RBI urges banks to gear up for account portability

Reserve Bank of India (RBI) deputy governor S S Mundra on Tuesday pushed banks to speed up account portability, allowing customers to change their bank seamlessly without having to change their account numbers.

Mundra said inter-bank account portability will result in customers being able to easily move away from one bank to another and advised banks to prepare for this eventuality.

He said that digital banking will play a huge role in enabling bank accounts to be ported with the same ease as mobile phone numbers, adding that the extensive efforts by the National Payments Corporation of India (NPCI) with development of apps like Bhim, IMPS and UPI among others have made portability possible. He called upon the Indian Bank Association (IBA) to take adequate measures to facilitate bank account portability.

The RBI in a 2012 notification had asked banks to allow intra-bank account portability in cases where KYC (Know Your Customer) has been ascertained.

He also said the central bank would soon come out with final guidelines on customer protection to limit their liability in case of fraud in electronic banking transactions.

Technological innovation and linking accounts to Aadhaar, the ID number issued by the Unique Identification Authority of India, have made it easier to move towards account number portability, the deputy governor said at an event organised by the Banking Codes and Standards Board of India.

Mundra also cautioned banks against charging higher rates on services.

''With technological advancements in the field of payment system such as UPI (unified payments interface) etc coupled with massive enrolments under Aadhaar and their linkage to individual bank accounts, it (account number portability) has come within the realms of possibility,'' said Mundra.

''As such, the prospect of an aggrieved customer silently moving her account to another bank in the near future has become very real,'' he said.

This is not the first time that Mundra has broached the topic of account number portability, The Hindustan Times points out. In February 2016, while delivering the keynote address at Mint's Annual Banking Conclave, Mundra had said that allowing account portability would ''give competition a whole new dimension''.

Currently, bank account number portability doesn't exist anywhere in the world.

Based on feedback received from stakeholders, final guidelines are expected to be issued shortly, Mundra said, asking banks to tighten IT systems.

In India, mobile phone subscribers are allowed to port their numbers while the Insurance Regulatory and Development Authority of India is considering allowing life insurance policy holders to switch from one insurer to another without surrendering their existing policies.

But bankers and other experts aren't quite convinced that this could be done easily. They say inter-bank portability of bank account numbers will cause a huge disruption, leading to fierce competition in the banking industry.

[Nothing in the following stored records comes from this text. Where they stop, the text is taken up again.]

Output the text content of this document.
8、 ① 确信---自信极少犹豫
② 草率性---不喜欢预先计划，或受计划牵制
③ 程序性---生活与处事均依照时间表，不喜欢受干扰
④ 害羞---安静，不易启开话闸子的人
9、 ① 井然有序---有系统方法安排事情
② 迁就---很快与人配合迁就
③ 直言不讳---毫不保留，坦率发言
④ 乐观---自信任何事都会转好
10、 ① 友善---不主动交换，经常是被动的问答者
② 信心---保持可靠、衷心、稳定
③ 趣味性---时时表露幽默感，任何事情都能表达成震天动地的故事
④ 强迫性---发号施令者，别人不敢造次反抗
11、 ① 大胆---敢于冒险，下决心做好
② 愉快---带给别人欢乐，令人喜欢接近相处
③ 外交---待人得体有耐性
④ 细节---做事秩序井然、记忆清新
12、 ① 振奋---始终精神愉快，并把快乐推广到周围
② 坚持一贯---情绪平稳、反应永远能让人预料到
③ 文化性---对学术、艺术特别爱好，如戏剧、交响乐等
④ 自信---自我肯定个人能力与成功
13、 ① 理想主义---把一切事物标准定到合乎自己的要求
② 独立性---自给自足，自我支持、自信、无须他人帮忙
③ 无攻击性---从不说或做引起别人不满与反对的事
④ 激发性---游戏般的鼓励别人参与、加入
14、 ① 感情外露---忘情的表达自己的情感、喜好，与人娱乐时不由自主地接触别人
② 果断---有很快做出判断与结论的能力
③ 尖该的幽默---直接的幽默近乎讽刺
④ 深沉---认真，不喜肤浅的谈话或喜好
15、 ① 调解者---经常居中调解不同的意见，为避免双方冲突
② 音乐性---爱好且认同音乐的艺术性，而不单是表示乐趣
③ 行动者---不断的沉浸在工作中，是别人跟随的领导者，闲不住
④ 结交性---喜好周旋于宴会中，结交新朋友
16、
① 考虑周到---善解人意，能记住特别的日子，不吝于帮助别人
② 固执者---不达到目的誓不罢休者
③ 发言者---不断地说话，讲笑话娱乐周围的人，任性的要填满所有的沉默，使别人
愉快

A big hurdle will be the multiple account number formats. For instance, an ICICI Bank savings bank account has 12 digits, while accounts at Citibank have 10 digits and at HDFC Bank, 14.

Business Standard points out that the Financial Conduct Authority (FCA), a financial regulatory body in the UK, issued a report in 2015 on models for implementation of account number portability. Following this report, a number of countries considered allowing inter-bank portability. However, there has been no further development to date due to the recalcitrance of banks as well as excessive projected costs of implementation.

However, in India with Aadhaar being promoted as the central identifier repository and NPCI as the central payments system that inter-bank portability may be more feasible.